Gabriel Alice-Agnes, Garagash Dmitry I, Palgunadi Kadek H, Mai P Martin
Scripps Institution of Oceanography, University of California San Diego, La Jolla, CA, USA.
Department of Earth and Environmental Sciences, Ludwig-Maximilians-Universität München, Munich, Germany.
Science. 2024 Jul 26;385(6707):eadj9587. doi: 10.1126/science.adj9587.
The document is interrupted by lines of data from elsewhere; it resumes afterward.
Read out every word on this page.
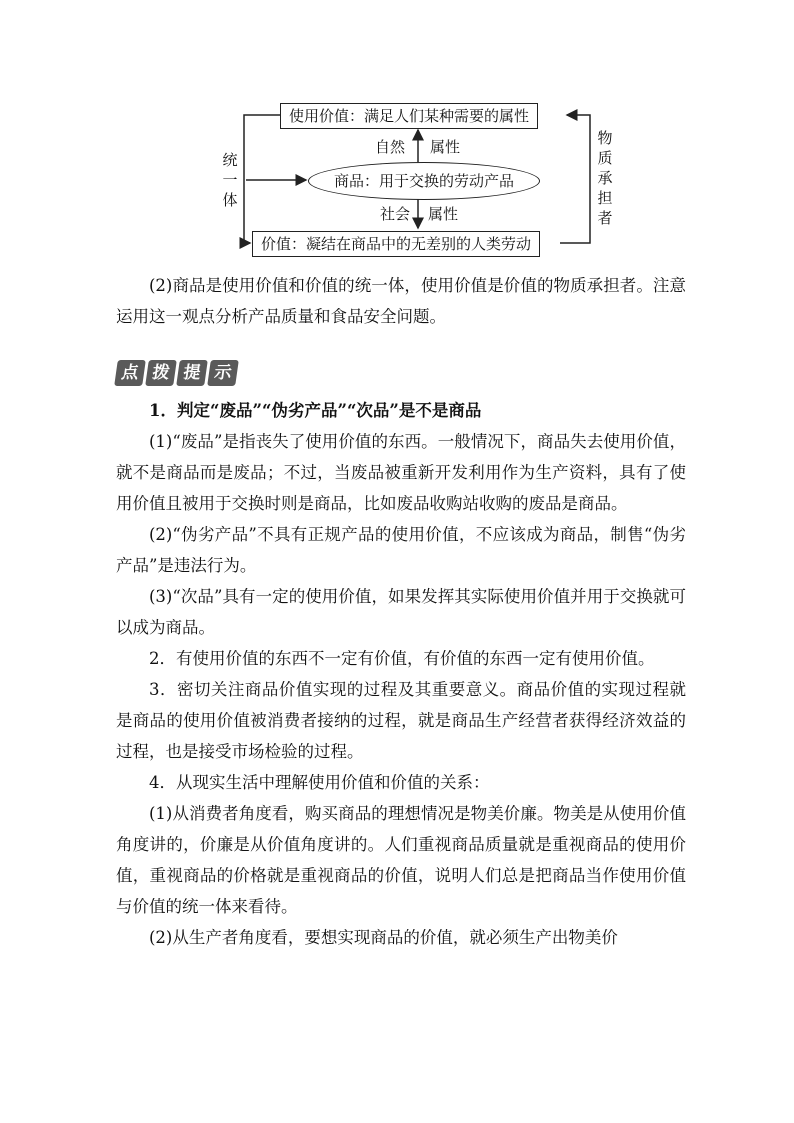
使用价值：满足人们某种需要的属性
商品：用于交换的劳动产品
价值：凝结在商品中的无差别的人类劳动
自然 属性
社会 属性
统一体
物质承担者

(2)商品是使用价值和价值的统一体，使用价值是价值的物质承担者。注意运用这一观点分析产品质量和食品安全问题。

点 拨 提 示

1．判定“废品”“伪劣产品”“次品”是不是商品

(1)“废品”是指丧失了使用价值的东西。一般情况下，商品失去使用价值，就不是商品而是废品；不过，当废品被重新开发利用作为生产资料，具有了使用价值且被用于交换时则是商品，比如废品收购站收购的废品是商品。

(2)“伪劣产品”不具有正规产品的使用价值，不应该成为商品，制售“伪劣产品”是违法行为。

(3)“次品”具有一定的使用价值，如果发挥其实际使用价值并用于交换就可以成为商品。

2．有使用价值的东西不一定有价值，有价值的东西一定有使用价值。

3．密切关注商品价值实现的过程及其重要意义。商品价值的实现过程就是商品的使用价值被消费者接纳的过程，就是商品生产经营者获得经济效益的过程，也是接受市场检验的过程。

4．从现实生活中理解使用价值和价值的关系：

(1)从消费者角度看，购买商品的理想情况是物美价廉。物美是从使用价值角度讲的，价廉是从价值角度讲的。人们重视商品质量就是重视商品的使用价值，重视商品的价格就是重视商品的价值，说明人们总是把商品当作使用价值与价值的统一体来看待。

(2)从生产者角度看，要想实现商品的价值，就必须生产出物美价
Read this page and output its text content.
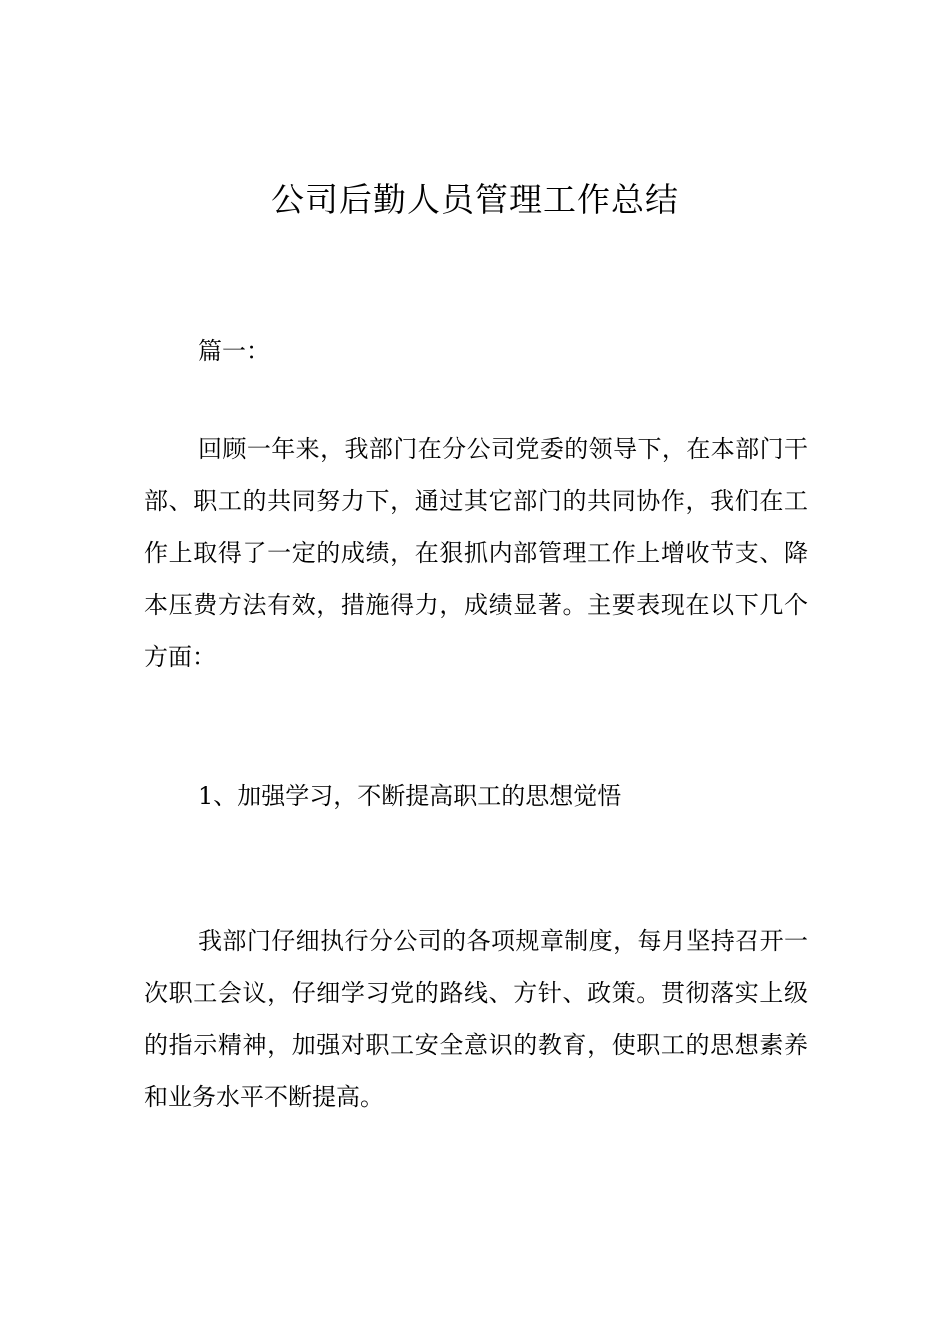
公司后勤人员管理工作总结

篇一：

回顾一年来，我部门在分公司党委的领导下，在本部门干部、职工的共同努力下，通过其它部门的共同协作，我们在工作上取得了一定的成绩，在狠抓内部管理工作上增收节支、降本压费方法有效，措施得力，成绩显著。主要表现在以下几个方面：

1、加强学习，不断提高职工的思想觉悟

我部门仔细执行分公司的各项规章制度，每月坚持召开一次职工会议，仔细学习党的路线、方针、政策。贯彻落实上级的指示精神，加强对职工安全意识的教育，使职工的思想素养和业务水平不断提高。
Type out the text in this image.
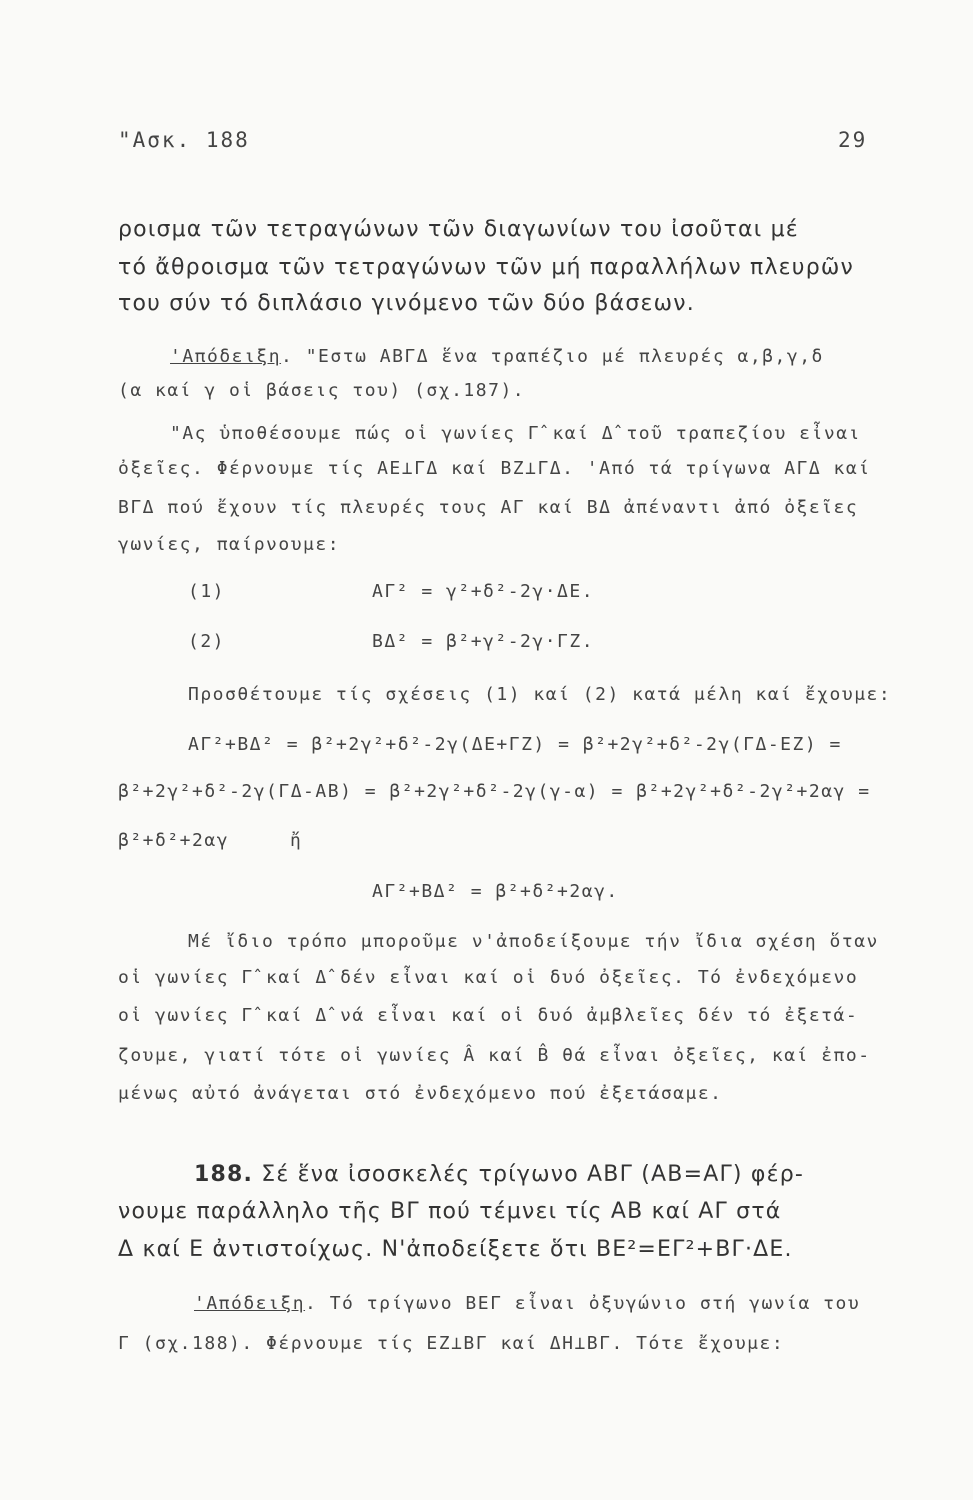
"Ασκ. 188	29
ροισμα τῶν τετραγώνων τῶν διαγωνίων του ἰσοῦται μέ
τό ἄθροισμα τῶν τετραγώνων τῶν μή παραλλήλων πλευρῶν
του σύν τό διπλάσιο γινόμενο τῶν δύο βάσεων.
'Απόδειξη. "Εστω ΑΒΓΔ ἕνα τραπέζιο μέ πλευρές α,β,γ,δ
(α καί γ οἱ βάσεις του) (σχ.187).
"Ας ὑποθέσουμε πώς οἱ γωνίες Γ̂ καί Δ̂ τοῦ τραπεζίου εἶναι
ὀξεῖες. Φέρνουμε τίς ΑΕ⊥ΓΔ καί ΒΖ⊥ΓΔ. 'Από τά τρίγωνα ΑΓΔ καί
ΒΓΔ πού ἔχουν τίς πλευρές τους ΑΓ καί ΒΔ ἀπέναντι ἀπό ὀξεῖες
γωνίες, παίρνουμε:
(1)	ΑΓ² = γ²+δ²-2γ·ΔΕ.
(2)	ΒΔ² = β²+γ²-2γ·ΓΖ.
Προσθέτουμε τίς σχέσεις (1) καί (2) κατά μέλη καί ἔχουμε:
ΑΓ²+ΒΔ² = β²+2γ²+δ²-2γ(ΔΕ+ΓΖ) = β²+2γ²+δ²-2γ(ΓΔ-ΕΖ) =
β²+2γ²+δ²-2γ(ΓΔ-ΑΒ) = β²+2γ²+δ²-2γ(γ-α) = β²+2γ²+δ²-2γ²+2αγ =
β²+δ²+2αγ	ἤ
ΑΓ²+ΒΔ² = β²+δ²+2αγ.
Μέ ἴδιο τρόπο μποροῦμε ν'ἀποδείξουμε τήν ἴδια σχέση ὅταν
οἱ γωνίες Γ̂ καί Δ̂ δέν εἶναι καί οἱ δυό ὀξεῖες. Τό ἐνδεχόμενο
οἱ γωνίες Γ̂ καί Δ̂ νά εἶναι καί οἱ δυό ἀμβλεῖες δέν τό ἐξετά-
ζουμε, γιατί τότε οἱ γωνίες Â καί B̂ θά εἶναι ὀξεῖες, καί ἐπο-
μένως αὐτό ἀνάγεται στό ἐνδεχόμενο πού ἐξετάσαμε.
188. Σέ ἕνα ἰσοσκελές τρίγωνο ΑΒΓ (ΑΒ=ΑΓ) φέρ-
νουμε παράλληλο τῆς ΒΓ πού τέμνει τίς ΑΒ καί ΑΓ στά
Δ καί Ε ἀντιστοίχως. Ν'ἀποδείξετε ὅτι ΒΕ²=ΕΓ²+ΒΓ·ΔΕ.
'Απόδειξη. Τό τρίγωνο ΒΕΓ εἶναι ὀξυγώνιο στή γωνία του
Γ (σχ.188). Φέρνουμε τίς ΕΖ⊥ΒΓ καί ΔΗ⊥ΒΓ. Τότε ἔχουμε:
Earthquakes vary in size over many orders of magnitude, often rupturing in complex multifault and multievent sequences. Despite the large number of observed earthquakes, the scaling of the earthquake energy budget remains enigmatic. We propose that fundamentally different fracture processes govern small and large earthquakes. We combined seismological observations with physics-based earthquake models, finding that both dynamic weakening and restrengthening effects are non-negligible in the energy budget of small earthquakes. We established a linear scaling relationship between fracture energy and fault size and a break in scaling with slip. We applied this scaling using supercomputing and unveiled large dynamic rupture earthquake cascades involving >700 multiscale fractures within a fault damage zone. We provide a simple explanation for seismicity across all scales with implications for comprehending earthquake genesis and multifault rupture cascades.
地震的规模在多个数量级上各不相同,常常在复杂的多断层和多事件序列中发生破裂。尽管观测到的地震数量众多,但地震能量预算的标度关系仍然是个谜。我们提出,大小地震由根本不同的破裂过程控制。我们将地震学观测与基于物理的地震模型相结合,发现动态弱化和再强化效应在小地震的能量预算中都不可忽略。我们建立了破裂能量与断层大小之间的线性标度关系以及与滑动的标度间断。我们利用超级计算机应用这种标度关系,揭示了在断层损伤区内涉及700多条多尺度裂缝的大型动态破裂地震级联。我们对所有尺度的地震活动性给出了一个简单解释,这对理解地震成因和多断层破裂级联具有启示意义。